Fred-ditor t1_ixzlxl1 wrote
It blows my mind seeing that bright spot in the middle. It looks like a star at the center of a solar system but it's actually a black hole at the center of a galaxy but that black hole has attracted so many stars that the incredibly bright sphere is made of densely packed stars that each may house planets of their own and all that blue and white dust spinning around them is made of ho hum just a zillion more stars and this is just one of the countless galaxies out there.
Yet on a cosmic time scale, each of those galaxies may be like a drop of water, slowly evaporating their light and heat outwards while their mass shrivels and gets sucked into the super massive black hole before blinking out of existence, and what we're marveling at is the splash of a random droplet with no more significance to the universe than the drop you casually wiped off your windshield on the way to your meaningless job.
Sigvald1 OP t1_ixzoq2p wrote
Wow… wow what a description, our life truly is meaningless on a cosmic scale.
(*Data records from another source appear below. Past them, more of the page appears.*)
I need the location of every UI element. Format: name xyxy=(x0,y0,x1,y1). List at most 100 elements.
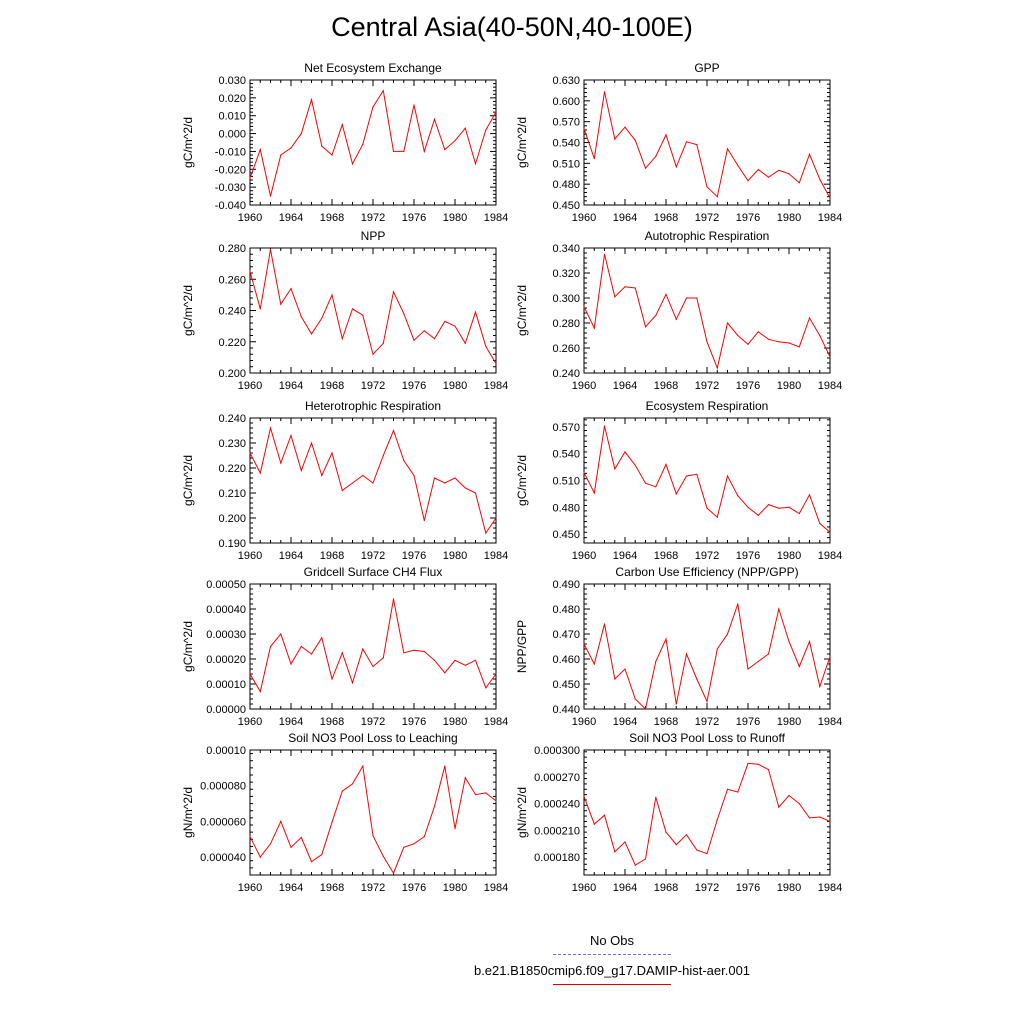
data-point xyxy=(280,820,282,823)
legend-line-model-run xyxy=(553,984,671,985)
data-point xyxy=(614,468,616,470)
y-tick-label: 0.260 xyxy=(218,274,246,286)
data-point xyxy=(716,819,718,821)
y-tick-label: 0.220 xyxy=(218,463,246,475)
data-point xyxy=(249,270,251,272)
y-tick-label: 0.230 xyxy=(218,438,246,450)
y-axis-label-gridcell-surface-ch4-flux: gC/m^2/d xyxy=(181,621,195,672)
data-point xyxy=(696,678,698,680)
y-axis-label-gpp: gC/m^2/d xyxy=(515,117,529,168)
plot-frame-gridcell-surface-ch4-flux xyxy=(249,583,497,710)
data-point xyxy=(706,341,708,343)
x-tick-label: 1984 xyxy=(818,380,842,392)
x-tick-label: 1972 xyxy=(695,212,719,224)
data-point xyxy=(382,855,384,857)
legend-line-no-obs xyxy=(553,954,671,955)
x-tick-label: 1960 xyxy=(572,716,596,728)
data-point xyxy=(321,474,323,477)
data-point xyxy=(706,853,708,855)
y-tick-label: 0.00000 xyxy=(206,704,246,716)
data-point xyxy=(829,197,831,199)
data-point xyxy=(798,346,800,348)
x-tick-label: 1960 xyxy=(238,550,262,562)
data-point xyxy=(372,835,374,837)
y-tick-label: 0.570 xyxy=(552,117,580,129)
x-tick-label: 1984 xyxy=(484,380,508,392)
data-point xyxy=(474,659,477,661)
plot-frame-ecosystem-respiration xyxy=(583,417,831,544)
data-point xyxy=(788,506,790,508)
data-point xyxy=(706,700,708,703)
y-tick-label: 0.000270 xyxy=(534,772,580,784)
data-point xyxy=(444,149,446,151)
x-tick-label: 1968 xyxy=(320,212,344,224)
y-axis-label-soil-no3-pool-loss-to-leaching: gN/m^2/d xyxy=(181,787,195,838)
data-point xyxy=(644,326,647,328)
data-point xyxy=(495,673,497,675)
data-point xyxy=(249,673,251,675)
data-point xyxy=(737,164,739,166)
data-point xyxy=(614,138,616,140)
data-point xyxy=(433,477,436,479)
x-tick-label: 1976 xyxy=(736,550,760,562)
x-tick-label: 1980 xyxy=(777,882,801,894)
data-point xyxy=(808,640,811,643)
data-point xyxy=(757,660,759,663)
x-tick-label: 1964 xyxy=(279,380,303,392)
data-point xyxy=(726,148,729,150)
data-point xyxy=(331,678,333,680)
x-tick-label: 1976 xyxy=(402,550,426,562)
x-tick-label: 1984 xyxy=(818,882,842,894)
data-point xyxy=(665,463,667,465)
data-point xyxy=(290,147,292,149)
data-point xyxy=(495,517,497,519)
data-point xyxy=(362,474,364,477)
data-point xyxy=(624,451,626,453)
data-point xyxy=(331,452,333,454)
y-tick-label: 0.570 xyxy=(552,422,580,434)
x-tick-label: 1960 xyxy=(572,380,596,392)
y-tick-label: 0.00020 xyxy=(206,654,246,666)
plot-frame-soil-no3-pool-loss-to-runoff xyxy=(583,749,831,876)
panel-heterotrophic-respiration: Heterotrophic Respiration gC/m^2/d 1960 196… xyxy=(181,399,508,562)
data-point xyxy=(321,317,323,319)
data-point xyxy=(767,176,770,178)
x-tick-label: 1984 xyxy=(818,212,842,224)
y-tick-label: 0.000040 xyxy=(200,852,246,864)
data-point xyxy=(726,633,729,635)
data-point xyxy=(413,843,415,845)
data-point xyxy=(269,645,272,648)
data-point xyxy=(403,150,405,152)
panel-gridcell-surface-ch4-flux: Gridcell Surface CH4 Flux gC/m^2/d 1960 196… xyxy=(181,565,508,728)
data-point xyxy=(392,150,395,152)
y-tick-label: 0.480 xyxy=(552,502,580,514)
y-tick-label: 0.260 xyxy=(552,343,580,355)
data-point xyxy=(351,783,354,785)
y-tick-label: 0.00010 xyxy=(206,745,246,757)
panel-autotrophic-respiration: Autotrophic Respiration gC/m^2/d 1960 1964 1… xyxy=(515,229,842,392)
y-tick-label: -0.020 xyxy=(215,164,246,176)
data-point xyxy=(614,678,616,680)
data-point xyxy=(341,489,343,492)
panel-title-gpp: GPP xyxy=(694,61,719,75)
y-tick-label: 0.540 xyxy=(552,449,580,461)
data-point xyxy=(392,291,395,293)
x-tick-label: 1980 xyxy=(443,716,467,728)
x-tick-label: 1968 xyxy=(320,550,344,562)
data-point xyxy=(583,795,585,798)
data-point xyxy=(685,141,688,143)
y-tick-label: 0.190 xyxy=(218,538,246,550)
data-point xyxy=(351,482,354,484)
x-tick-label: 1976 xyxy=(736,212,760,224)
data-point xyxy=(495,363,497,365)
panel-carbon-use-efficiency-npp-gpp: Carbon Use Efficiency (NPP/GPP) NPP/GPP 19… xyxy=(515,565,842,728)
data-point xyxy=(423,150,425,152)
data-point xyxy=(808,494,811,496)
y-tick-label: 0.00010 xyxy=(206,679,246,691)
data-point xyxy=(767,504,770,506)
data-point xyxy=(716,648,718,650)
data-point xyxy=(757,331,759,333)
plot-frame-net-ecosystem-exchange xyxy=(249,79,497,206)
data-point xyxy=(747,762,749,765)
x-tick-label: 1968 xyxy=(320,882,344,894)
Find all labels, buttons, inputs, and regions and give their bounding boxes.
But that is what makes it amazing, us being to able look and wonder.
Aftermathemetician t1_ixzzn57 wrote
Well, It’s not just one of the uncountable multitudes of galaxies out there. It’s humongous for a galaxy with almost 10x the average number of stars. Furthermore Andromeda is racing towards us and will eventually collide with the Milky Way and throw both galaxies into a chaotic whirlwind for a few billion years.